Q. Mursalin: “Target utama (pencapaian) bapak/ibu calon rektor nanti ketika jadi rektor apa untuk Unpad?”

A. Tema saya jadi rektor adalah Entreprenership university, yaitu menjadikan alumni Unpad bukan saja sebagai pencari kerja tetapi menjadi pencipta lapangan kerja.  Peningkatan rangking universitas baik versi webometric, Q stars dan THES juga akan diperbaiki dengan berbagai program yang sudah saya tulis di program kerja saya.

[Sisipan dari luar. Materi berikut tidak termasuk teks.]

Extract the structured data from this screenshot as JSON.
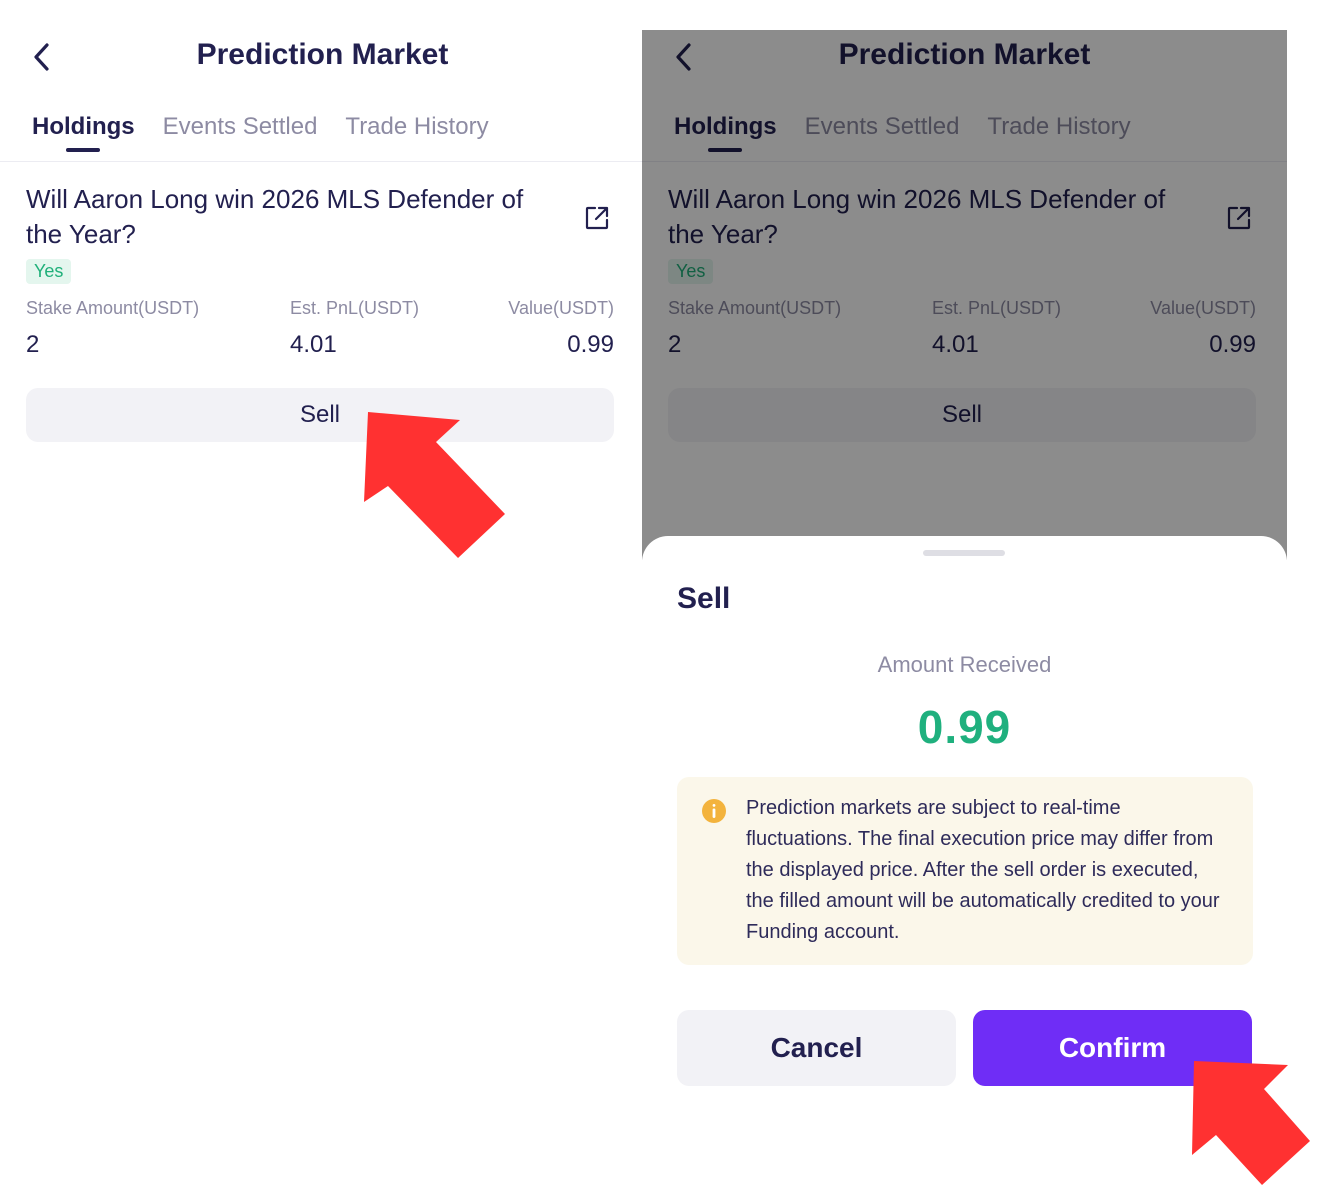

Q. Febri: “Bagaimana agar menjamin bahwa para tenaga kependidikan dan dosen bekerja tidak hanya sekedar ‘menitipkan perut’? Dengan sistem pembayaran yang ‘dikomuniskan’ = sama rata sama rasa, bagaimana hak dan kewajiban dipenuhi? Karena Unpad menjual jasa pendidikan, apa tips dan trik dalam peningkatan pelayanan terhadap mahasiswa?

Dalam PTN BH ini Unpad berhak mengangkat dan memberhentikan baik dosen maupun tenaga kependidikan.  Kita akan coba lakukan berbagai pelatihan dengan tujuan untuk meningkatkan profesionalitas dosen dan tenaga akademik.  Pada era renumerasi ini akan kelihatan mana dosen atau tenaga kependidikan yang mempunyai kinerja baik dan mana yang tidak.
Standar pelayanan terhadap mahasiswa di semua fakultas harus sama dan saya akan buat standar layanan minimal seperti apa dan dengan berjalannya waktu standar layanan akan menjadi maksimal pada saat akhir jabatan rektor pada tahun 2019.